1. Don’t give a history lecture, preach the story to today.  It is easier, perhaps, to dispassionately tell what happened back then.  But it is not easier to listen to that.  It is, typically, dull.  However you may choose to do it, please make it clear to your listeners how the ancient story impacts contemporary life.  That doesn’t mean you have to constantly make up-to-date references (sometimes telling a story takes time and making lots of links to today can become distracting), but do frame the sermon with relevance so people know there is value in engaging the story fully.

2. Don’t caricature the characters, encourage identification with their fallen and frail human-ness.  It is easy to pick on one solitary feature of a character in a story, but fail to give a fair representation of them.  Peter puts his foot in his mouth, but he also has the guts to get out of the boat.  Zechariah doubted the angel, but was also a faithful pray-er over many decades.  Don’t simply beat up listeners with a quick connection to the failure of a character.  Stories work slowly as the listener engages with a character all the way to the point of resolution in the story.  Simply pointing out a flaw and applying it carries all the sermonic tension of a limp rope.  Try to reflect the fullness of the character portrayal offered in the biblical narrative and its context.

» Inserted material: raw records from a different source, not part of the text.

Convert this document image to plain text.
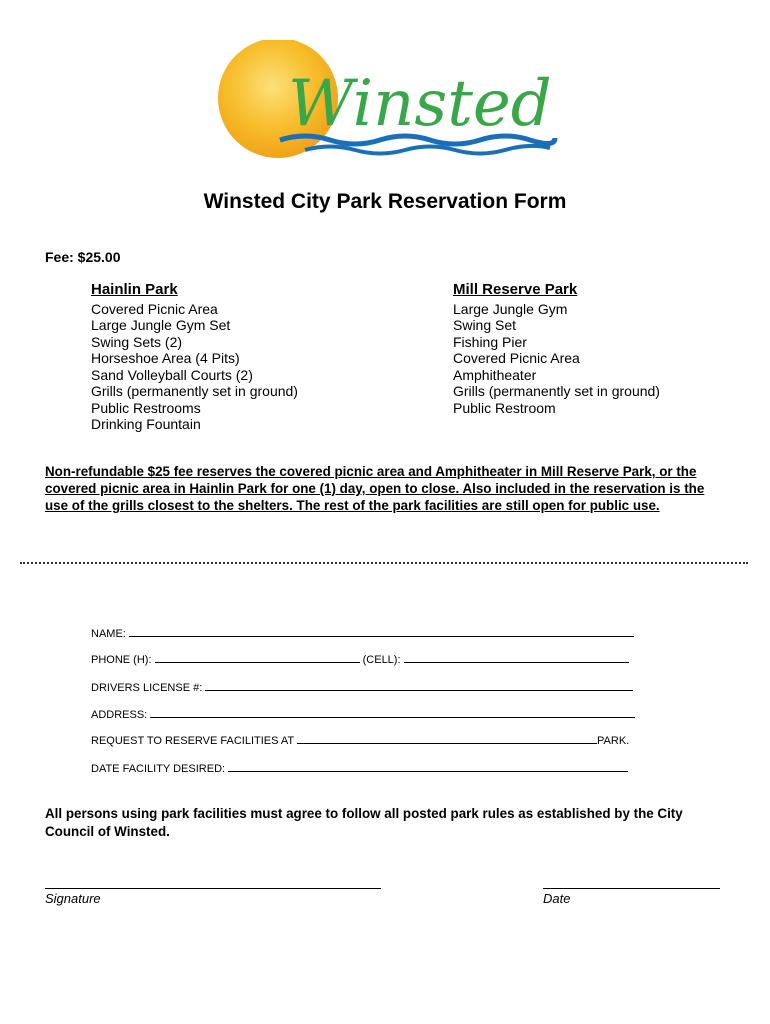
Winsted
Winsted City Park Reservation Form
Fee: $25.00
Hainlin Park
Covered Picnic Area
Large Jungle Gym Set
Swing Sets (2)
Horseshoe Area (4 Pits)
Sand Volleyball Courts (2)
Grills (permanently set in ground)
Public Restrooms
Drinking Fountain
Mill Reserve Park
Large Jungle Gym
Swing Set
Fishing Pier
Covered Picnic Area
Amphitheater
Grills (permanently set in ground)
Public Restroom
Non-refundable $25 fee reserves the covered picnic area and Amphitheater in Mill Reserve Park, or the covered picnic area in Hainlin Park for one (1) day, open to close. Also included in the reservation is the use of the grills closest to the shelters. The rest of the park facilities are still open for public use.
NAME:
PHONE (H):	(CELL):
DRIVERS LICENSE #:
ADDRESS:
REQUEST TO RESERVE FACILITIES AT	PARK.
DATE FACILITY DESIRED:
All persons using park facilities must agree to follow all posted park rules as established by the City Council of Winsted.
Signature	Date
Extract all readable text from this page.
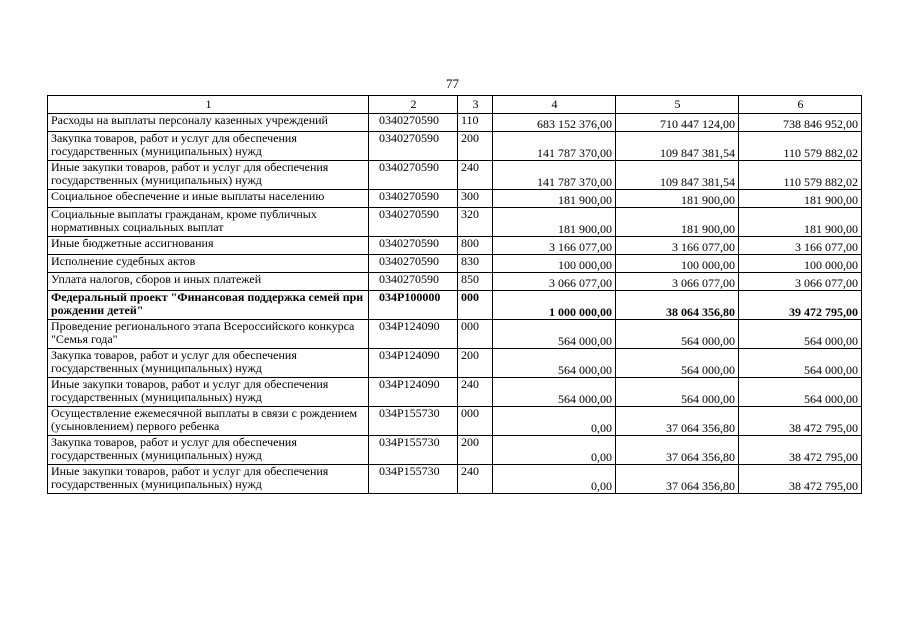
77
1	2	3	4	5	6
Расходы на выплаты персоналу казенных учреждений	0340270590	110	683 152 376,00	710 447 124,00	738 846 952,00
Закупка товаров, работ и услуг для обеспечения государственных (муниципальных) нужд	0340270590	200	141 787 370,00	109 847 381,54	110 579 882,02
Иные закупки товаров, работ и услуг для обеспечения государственных (муниципальных) нужд	0340270590	240	141 787 370,00	109 847 381,54	110 579 882,02
Социальное обеспечение и иные выплаты населению	0340270590	300	181 900,00	181 900,00	181 900,00
Социальные выплаты гражданам, кроме публичных нормативных социальных выплат	0340270590	320	181 900,00	181 900,00	181 900,00
Иные бюджетные ассигнования	0340270590	800	3 166 077,00	3 166 077,00	3 166 077,00
Исполнение судебных актов	0340270590	830	100 000,00	100 000,00	100 000,00
Уплата налогов, сборов и иных платежей	0340270590	850	3 066 077,00	3 066 077,00	3 066 077,00
Федеральный проект "Финансовая поддержка семей при рождении детей"	034P100000	000	1 000 000,00	38 064 356,80	39 472 795,00
Проведение регионального этапа Всероссийского конкурса "Семья года"	034P124090	000	564 000,00	564 000,00	564 000,00
Закупка товаров, работ и услуг для обеспечения государственных (муниципальных) нужд	034P124090	200	564 000,00	564 000,00	564 000,00
Иные закупки товаров, работ и услуг для обеспечения государственных (муниципальных) нужд	034P124090	240	564 000,00	564 000,00	564 000,00
Осуществление ежемесячной выплаты в связи с рождением (усыновлением) первого ребенка	034P155730	000	0,00	37 064 356,80	38 472 795,00
Закупка товаров, работ и услуг для обеспечения государственных (муниципальных) нужд	034P155730	200	0,00	37 064 356,80	38 472 795,00
Иные закупки товаров, работ и услуг для обеспечения государственных (муниципальных) нужд	034P155730	240	0,00	37 064 356,80	38 472 795,00
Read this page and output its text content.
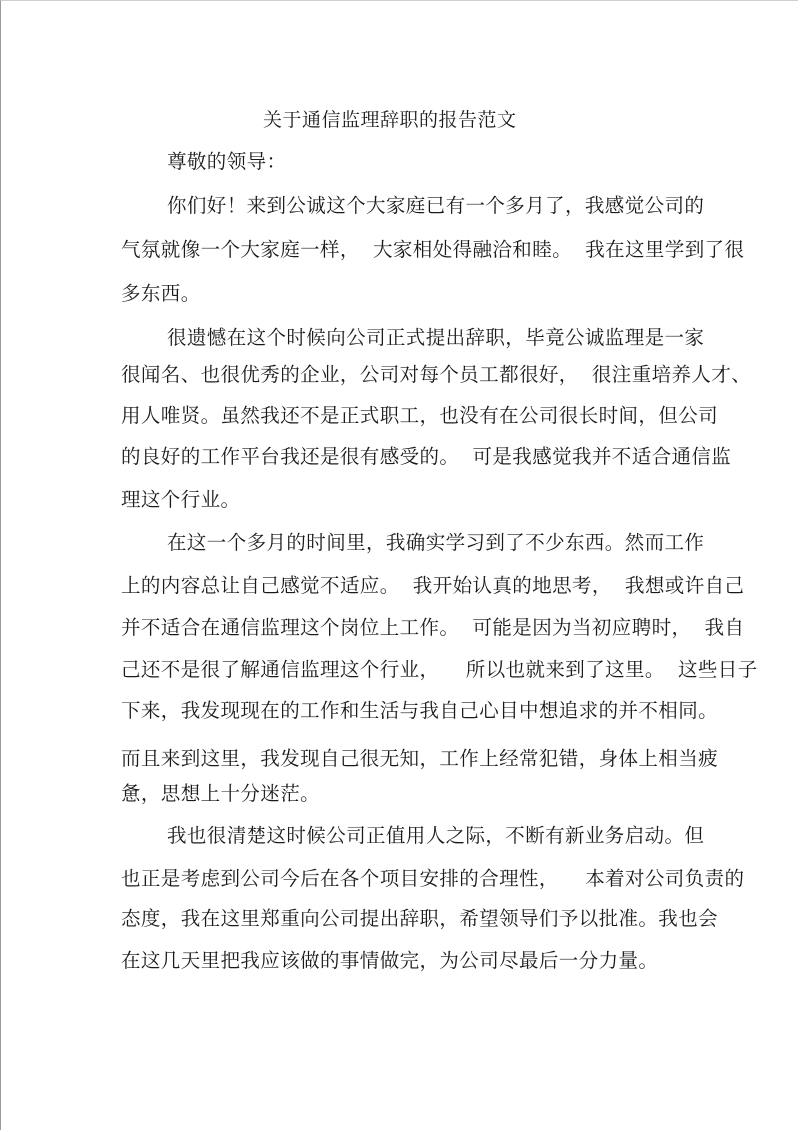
关于通信监理辞职的报告范文
尊敬的领导：
你们好！来到公诚这个大家庭已有一个多月了，我感觉公司的
气氛就像一个大家庭一样，  大家相处得融洽和睦。  我在这里学到了很
多东西。
很遗憾在这个时候向公司正式提出辞职，毕竟公诚监理是一家
很闻名、也很优秀的企业，公司对每个员工都很好，  很注重培养人才、
用人唯贤。虽然我还不是正式职工，也没有在公司很长时间，但公司
的良好的工作平台我还是很有感受的。  可是我感觉我并不适合通信监
理这个行业。
在这一个多月的时间里，我确实学习到了不少东西。然而工作
上的内容总让自己感觉不适应。  我开始认真的地思考，  我想或许自己
并不适合在通信监理这个岗位上工作。  可能是因为当初应聘时，  我自
己还不是很了解通信监理这个行业，    所以也就来到了这里。  这些日子
下来，我发现现在的工作和生活与我自己心目中想追求的并不相同。
而且来到这里，我发现自己很无知，工作上经常犯错，身体上相当疲
惫，思想上十分迷茫。
我也很清楚这时候公司正值用人之际，不断有新业务启动。但
也正是考虑到公司今后在各个项目安排的合理性，    本着对公司负责的
态度，我在这里郑重向公司提出辞职，希望领导们予以批准。我也会
在这几天里把我应该做的事情做完，为公司尽最后一分力量。
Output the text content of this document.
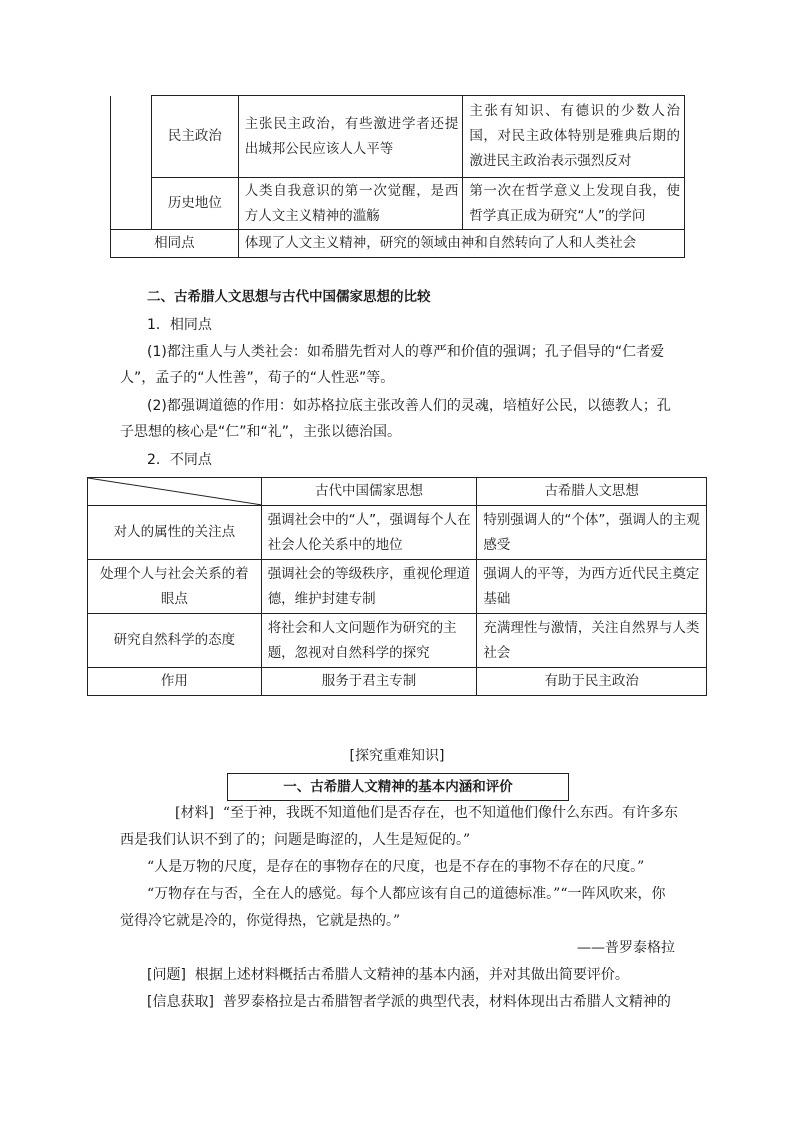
	民主政治	主张民主政治，有些激进学者还提出城邦公民应该人人平等	主张有知识、有德识的少数人治国，对民主政体特别是雅典后期的激进民主政治表示强烈反对
	历史地位	人类自我意识的第一次觉醒，是西方人文主义精神的滥觞	第一次在哲学意义上发现自我，使哲学真正成为研究“人”的学问
相同点		体现了人文主义精神，研究的领域由神和自然转向了人和人类社会	
二、古希腊人文思想与古代中国儒家思想的比较
1．相同点
(1)都注重人与人类社会：如希腊先哲对人的尊严和价值的强调；孔子倡导的“仁者爱人”，孟子的“人性善”，荀子的“人性恶”等。
(2)都强调道德的作用：如苏格拉底主张改善人们的灵魂，培植好公民，以德教人；孔子思想的核心是“仁”和“礼”，主张以德治国。
2．不同点
	古代中国儒家思想	古希腊人文思想
对人的属性的关注点	强调社会中的“人”，强调每个人在社会人伦关系中的地位	特别强调人的“个体”，强调人的主观感受
处理个人与社会关系的着眼点	强调社会的等级秩序，重视伦理道德，维护封建专制	强调人的平等，为西方近代民主奠定基础
研究自然科学的态度	将社会和人文问题作为研究的主题，忽视对自然科学的探究	充满理性与激情，关注自然界与人类社会
作用	服务于君主专制	有助于民主政治
[探究重难知识]
一、古希腊人文精神的基本内涵和评价
[材料] “至于神，我既不知道他们是否存在，也不知道他们像什么东西。有许多东西是我们认识不到了的；问题是晦涩的，人生是短促的。”
“人是万物的尺度，是存在的事物存在的尺度，也是不存在的事物不存在的尺度。”
“万物存在与否，全在人的感觉。每个人都应该有自己的道德标准。”“一阵风吹来，你觉得冷它就是冷的，你觉得热，它就是热的。”
——普罗泰格拉
[问题] 根据上述材料概括古希腊人文精神的基本内涵，并对其做出简要评价。
[信息获取] 普罗泰格拉是古希腊智者学派的典型代表，材料体现出古希腊人文精神的
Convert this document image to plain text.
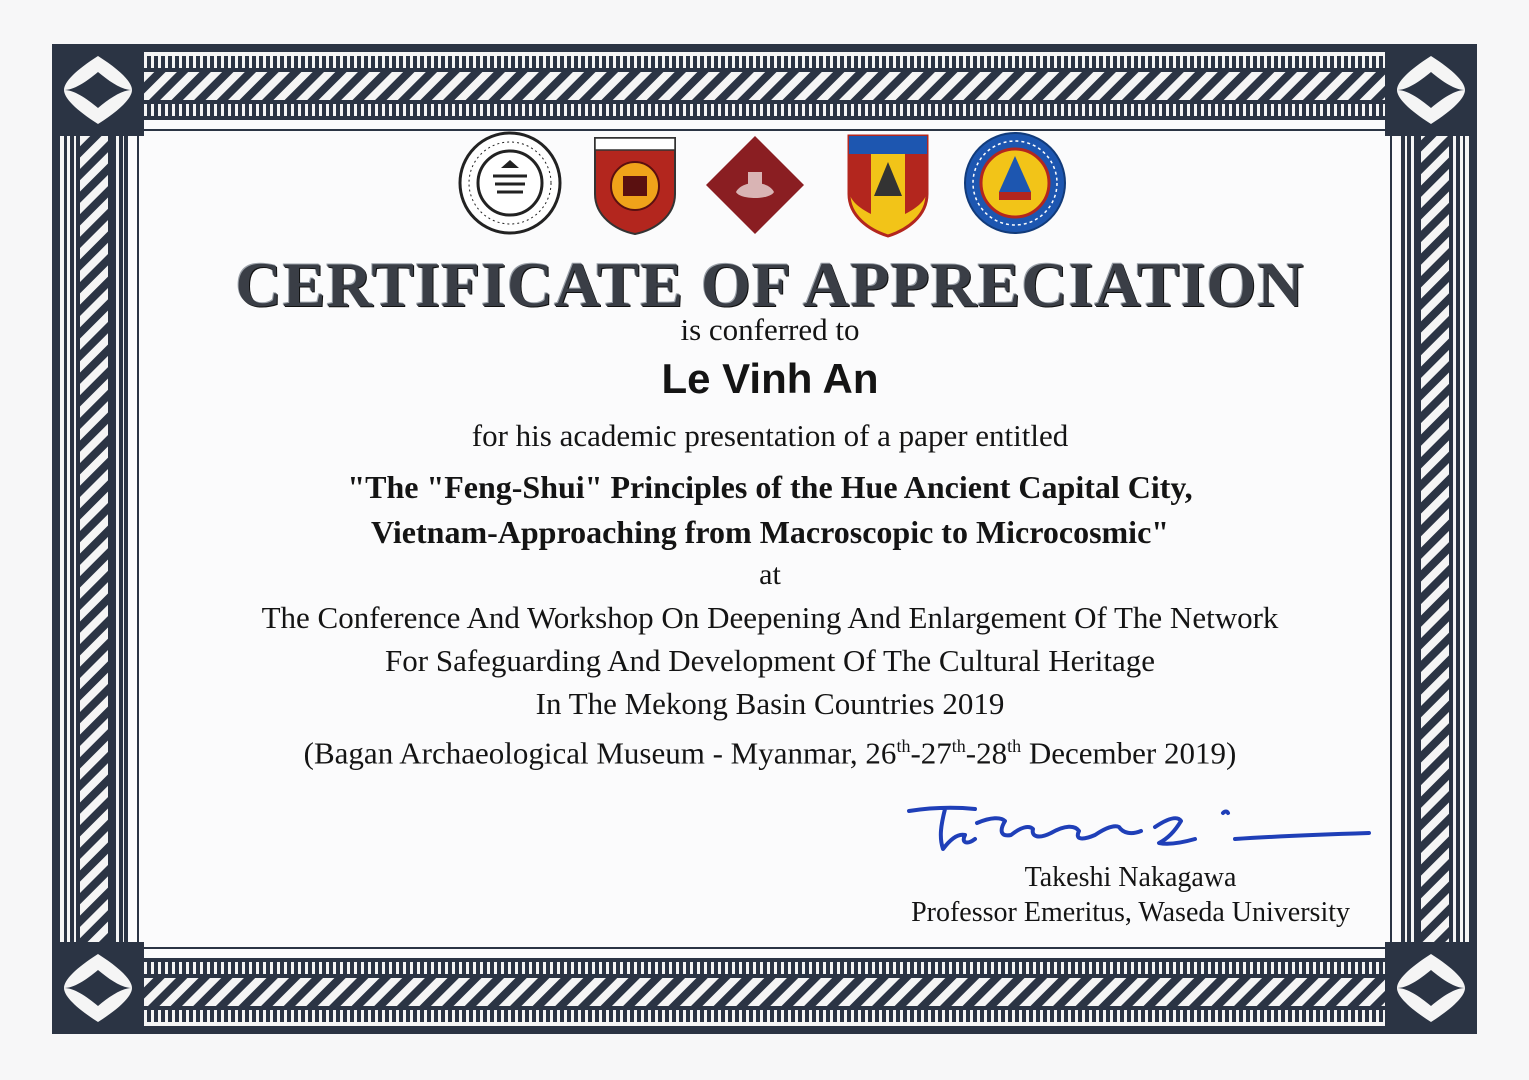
CERTIFICATE OF APPRECIATION
is conferred to
Le Vinh An
for his academic presentation of a paper entitled
"The "Feng-Shui" Principles of the Hue Ancient Capital City,
Vietnam-Approaching from Macroscopic to Microcosmic"
at
The Conference And Workshop On Deepening And Enlargement Of The Network
For Safeguarding And Development Of The Cultural Heritage
In The Mekong Basin Countries 2019
(Bagan Archaeological Museum - Myanmar, 26th-27th-28th December 2019)
Takeshi Nakagawa
Professor Emeritus, Waseda University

3. Don’t identify without theocentrizing.  It is also possible to present the characters effectively so that listeners can identify with them, but miss the point that God is at the center of biblical narrative.  It’s not just Joseph’s kindness and personal character quality that is significant in Matthew 1, it is also very much focused on God’s revelation of His plan to both save His people from their sins and His presence with His people.  Joseph is a great example of a “fine, young man.”  But the passage presents this fine, young man responding to the revelation of God’s purposes.  Jesus, Immanuel.  That is the information that Joseph acted upon.  The amazing thing about Christmas narratives is that the theocentric truth is bundled up in a tiny human infant.  (And we get to preach the amazing truth of the Incarnation soon!)

Christmas preached as just peace and happiness and quaint idyllic scenes is a travesty – Christmas is also a set up for theocentric preaching (but don’t lose the humanness of the other characters too).